14 thoughts on “New York Style Bagels in a Steam Oven”

  1. 5 stars
    I made a half batch in a steam only oven, doing the final bake in a separate convection oven. My first time making bagels ever! They were a little under baked. I plan to steam them a little longer and convection cook a little longer. Overall, a thumbs up from the family!

  2. How do you defrost frozen bagels and then cook them, doing both functions in the steam oven. I have a Wolf.

  3. Emily Rhodes

    You can give it a try, but I think they may over-proof if done that way. It’s going to be better to do the first prove in the fridge if you can – you’ll still have to form them in the morning but the quality of the dough will be better (in fact it’ll be improved on the faster same-day approach!).

  4. 5 stars
    I love this recipe. Turns out perfect every time. I’d like to get most of the work done the day before though. Once I shape them, can I put them in the fridge overnight and then carry on with the second steam oven proving and the cooking in the morning?

  5. CHRIS J CORMIER

    5 stars
    This recipe is awesome!!! They came out great and nice easy recipe to follow!
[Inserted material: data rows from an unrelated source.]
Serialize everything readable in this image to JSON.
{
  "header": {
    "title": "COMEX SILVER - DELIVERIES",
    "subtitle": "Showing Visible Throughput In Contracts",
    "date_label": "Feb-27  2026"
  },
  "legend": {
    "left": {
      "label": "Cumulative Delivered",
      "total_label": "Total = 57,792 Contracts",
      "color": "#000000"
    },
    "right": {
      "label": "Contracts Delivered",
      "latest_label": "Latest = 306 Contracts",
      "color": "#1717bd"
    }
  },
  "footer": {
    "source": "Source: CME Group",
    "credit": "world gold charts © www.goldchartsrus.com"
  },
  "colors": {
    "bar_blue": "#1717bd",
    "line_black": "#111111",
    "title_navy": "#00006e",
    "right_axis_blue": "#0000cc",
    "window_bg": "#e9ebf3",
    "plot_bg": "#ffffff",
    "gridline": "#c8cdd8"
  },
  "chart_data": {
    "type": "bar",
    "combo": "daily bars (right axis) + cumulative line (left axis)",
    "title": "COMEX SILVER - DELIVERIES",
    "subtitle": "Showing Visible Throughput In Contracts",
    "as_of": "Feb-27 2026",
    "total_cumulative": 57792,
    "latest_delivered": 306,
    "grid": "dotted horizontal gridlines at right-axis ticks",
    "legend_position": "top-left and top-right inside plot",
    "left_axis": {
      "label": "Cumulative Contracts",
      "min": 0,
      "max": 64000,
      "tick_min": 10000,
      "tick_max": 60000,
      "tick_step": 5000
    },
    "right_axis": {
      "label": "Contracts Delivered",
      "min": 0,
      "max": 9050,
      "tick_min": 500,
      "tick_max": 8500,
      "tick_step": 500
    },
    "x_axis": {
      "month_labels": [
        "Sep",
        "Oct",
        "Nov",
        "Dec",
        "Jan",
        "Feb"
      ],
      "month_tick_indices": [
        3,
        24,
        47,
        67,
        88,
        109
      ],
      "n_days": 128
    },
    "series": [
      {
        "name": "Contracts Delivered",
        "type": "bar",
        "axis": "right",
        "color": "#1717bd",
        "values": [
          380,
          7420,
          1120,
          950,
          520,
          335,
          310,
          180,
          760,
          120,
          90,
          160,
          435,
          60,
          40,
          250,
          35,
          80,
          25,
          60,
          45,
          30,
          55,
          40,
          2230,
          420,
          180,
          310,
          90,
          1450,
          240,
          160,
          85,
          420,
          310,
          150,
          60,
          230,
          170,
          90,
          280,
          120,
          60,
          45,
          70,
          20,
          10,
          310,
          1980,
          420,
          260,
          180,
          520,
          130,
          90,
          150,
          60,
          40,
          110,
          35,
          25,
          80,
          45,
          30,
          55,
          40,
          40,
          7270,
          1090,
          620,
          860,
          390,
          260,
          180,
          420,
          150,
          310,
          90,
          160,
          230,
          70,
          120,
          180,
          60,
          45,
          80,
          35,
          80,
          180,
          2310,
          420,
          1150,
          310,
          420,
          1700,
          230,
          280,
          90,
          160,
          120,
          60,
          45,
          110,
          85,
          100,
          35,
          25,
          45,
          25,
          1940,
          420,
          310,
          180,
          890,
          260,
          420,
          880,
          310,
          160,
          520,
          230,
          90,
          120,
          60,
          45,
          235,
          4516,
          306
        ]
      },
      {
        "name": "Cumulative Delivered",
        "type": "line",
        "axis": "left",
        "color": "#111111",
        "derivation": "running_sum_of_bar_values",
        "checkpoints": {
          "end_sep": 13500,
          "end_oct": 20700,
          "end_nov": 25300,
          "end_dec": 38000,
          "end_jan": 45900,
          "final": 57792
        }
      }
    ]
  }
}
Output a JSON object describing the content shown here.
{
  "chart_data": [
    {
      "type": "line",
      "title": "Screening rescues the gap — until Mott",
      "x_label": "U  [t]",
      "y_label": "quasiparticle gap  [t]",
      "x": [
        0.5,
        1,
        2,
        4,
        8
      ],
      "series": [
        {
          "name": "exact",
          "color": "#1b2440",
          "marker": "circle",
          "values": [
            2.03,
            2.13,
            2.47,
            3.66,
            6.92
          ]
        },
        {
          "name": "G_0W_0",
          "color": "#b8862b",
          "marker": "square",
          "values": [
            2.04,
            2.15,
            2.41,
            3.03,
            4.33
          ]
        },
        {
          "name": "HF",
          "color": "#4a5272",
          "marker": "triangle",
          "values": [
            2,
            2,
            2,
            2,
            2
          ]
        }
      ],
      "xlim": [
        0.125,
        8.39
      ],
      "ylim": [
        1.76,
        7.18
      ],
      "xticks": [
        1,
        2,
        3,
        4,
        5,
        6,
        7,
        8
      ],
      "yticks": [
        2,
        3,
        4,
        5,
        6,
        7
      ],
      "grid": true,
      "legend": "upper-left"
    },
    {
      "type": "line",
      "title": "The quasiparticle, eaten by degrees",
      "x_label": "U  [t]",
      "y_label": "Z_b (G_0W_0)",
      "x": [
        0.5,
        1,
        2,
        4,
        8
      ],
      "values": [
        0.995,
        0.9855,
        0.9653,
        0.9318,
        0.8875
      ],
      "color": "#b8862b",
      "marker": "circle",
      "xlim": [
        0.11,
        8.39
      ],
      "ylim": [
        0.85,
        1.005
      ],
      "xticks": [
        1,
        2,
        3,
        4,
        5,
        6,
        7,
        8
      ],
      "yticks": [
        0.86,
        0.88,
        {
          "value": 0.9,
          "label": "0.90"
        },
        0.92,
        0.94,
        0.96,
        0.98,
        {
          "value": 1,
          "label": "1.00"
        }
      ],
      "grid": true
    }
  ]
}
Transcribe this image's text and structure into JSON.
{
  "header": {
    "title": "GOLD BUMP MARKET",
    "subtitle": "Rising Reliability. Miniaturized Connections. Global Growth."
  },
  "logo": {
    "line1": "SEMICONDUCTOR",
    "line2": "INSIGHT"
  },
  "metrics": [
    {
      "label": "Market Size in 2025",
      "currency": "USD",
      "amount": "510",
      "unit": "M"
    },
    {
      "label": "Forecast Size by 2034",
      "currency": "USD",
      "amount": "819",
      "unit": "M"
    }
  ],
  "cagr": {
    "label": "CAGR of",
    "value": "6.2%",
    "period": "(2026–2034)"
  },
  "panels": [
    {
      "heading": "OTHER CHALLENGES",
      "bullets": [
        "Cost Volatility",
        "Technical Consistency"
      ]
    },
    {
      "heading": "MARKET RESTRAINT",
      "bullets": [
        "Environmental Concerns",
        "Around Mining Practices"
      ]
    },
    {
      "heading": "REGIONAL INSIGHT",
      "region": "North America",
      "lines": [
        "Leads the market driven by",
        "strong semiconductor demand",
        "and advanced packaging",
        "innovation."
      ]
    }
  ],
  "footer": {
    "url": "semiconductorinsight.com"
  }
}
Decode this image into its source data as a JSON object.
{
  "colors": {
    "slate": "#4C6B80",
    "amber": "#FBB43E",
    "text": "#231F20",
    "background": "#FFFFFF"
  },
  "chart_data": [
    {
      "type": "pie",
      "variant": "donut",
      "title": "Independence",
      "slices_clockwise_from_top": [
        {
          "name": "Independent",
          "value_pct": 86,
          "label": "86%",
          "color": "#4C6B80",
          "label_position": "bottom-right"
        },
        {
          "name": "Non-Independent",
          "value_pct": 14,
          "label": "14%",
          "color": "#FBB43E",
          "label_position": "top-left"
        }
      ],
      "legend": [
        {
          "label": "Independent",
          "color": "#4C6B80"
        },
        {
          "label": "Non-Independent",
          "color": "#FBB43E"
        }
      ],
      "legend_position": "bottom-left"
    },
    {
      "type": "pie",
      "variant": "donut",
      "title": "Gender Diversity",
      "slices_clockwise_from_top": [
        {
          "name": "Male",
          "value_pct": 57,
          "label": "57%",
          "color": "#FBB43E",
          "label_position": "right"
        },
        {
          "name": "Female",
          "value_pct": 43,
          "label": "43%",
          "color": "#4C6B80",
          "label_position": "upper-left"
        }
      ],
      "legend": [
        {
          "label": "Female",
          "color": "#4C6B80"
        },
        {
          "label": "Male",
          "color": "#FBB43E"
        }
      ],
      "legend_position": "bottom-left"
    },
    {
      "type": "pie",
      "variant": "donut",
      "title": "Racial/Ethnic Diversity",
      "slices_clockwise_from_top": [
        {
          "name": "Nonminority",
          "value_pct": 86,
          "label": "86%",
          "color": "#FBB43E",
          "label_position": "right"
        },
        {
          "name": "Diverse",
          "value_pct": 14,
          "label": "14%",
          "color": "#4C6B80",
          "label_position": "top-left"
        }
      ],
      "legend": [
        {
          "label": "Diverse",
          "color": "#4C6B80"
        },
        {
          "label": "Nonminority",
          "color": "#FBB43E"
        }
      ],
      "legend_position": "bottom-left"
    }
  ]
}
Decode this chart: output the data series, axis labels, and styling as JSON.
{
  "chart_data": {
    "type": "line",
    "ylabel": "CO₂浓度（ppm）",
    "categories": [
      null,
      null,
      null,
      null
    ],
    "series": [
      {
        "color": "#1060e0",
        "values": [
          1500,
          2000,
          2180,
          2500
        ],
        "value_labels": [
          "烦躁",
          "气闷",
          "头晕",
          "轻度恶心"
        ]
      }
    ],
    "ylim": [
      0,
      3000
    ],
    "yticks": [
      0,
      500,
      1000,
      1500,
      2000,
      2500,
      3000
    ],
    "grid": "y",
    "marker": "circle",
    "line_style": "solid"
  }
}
I did not change anything and came out so good. Had some everything Bagel seasoning and sesame seeds and out of the 8 that came out 2 disappeared right away, strange,,,

  6. Emily Rhodes

    Yep, I’d definitely be taking a look at the yeast. It should bubble noticeably – if not, it might have died (either because it’s past its use by date, or sometimes extreme temperatures during storage or transport can do it).

  7. mine came out too doughy inside – i followed everything to the letter except i only had coconut sugar (no refined sugar in this house) the yeast never really "bubbled" could that have been the problem??

  8. Frances McCaughan

    Love the recipe. No bagels in England! Only thing I’d say is that mine took more like 20 minutes for the last bake.

  9. Emily Rhodes

    Carol, if your oven is steam assist rather than full combi steam, it won’t do ‘straight’ steaming. In the case of the steaming part of the bagels method, I think I’d boil them instead as 250 will be too hot and too dry to steam them nicely.

  10. Carol Worthen

    My KitchenAid steam assist wall oven won’t do a lower temperature than 250 degrees F for steam. Is that OK for the steaming portion? Should I just do it for less time? Thanks!

  11. Wow! I can’t believe how easy it is to make these great bagels! Thanks so much for this site and for the wonderful tips. Love it!

  12. Thanks for the great recipe Emily! I’ve recently had a combo-steam oven installed, and used to make bagels by boiling them first but this method is so much easier and the results are fantastic! I’ve tried the same method using my tried-and-true recipe from Nigella, and will try making some cinnamon raisin bagels soon too.

  13. Emily Rhodes

    Yes, they were pretty easy, Sue – I can’t believe I didn’t try them out years ago, they’re such a perfect candidate for combi steam baking!

  14. Wow this sounds delicious and very easy to do. I can’t wait to try them out.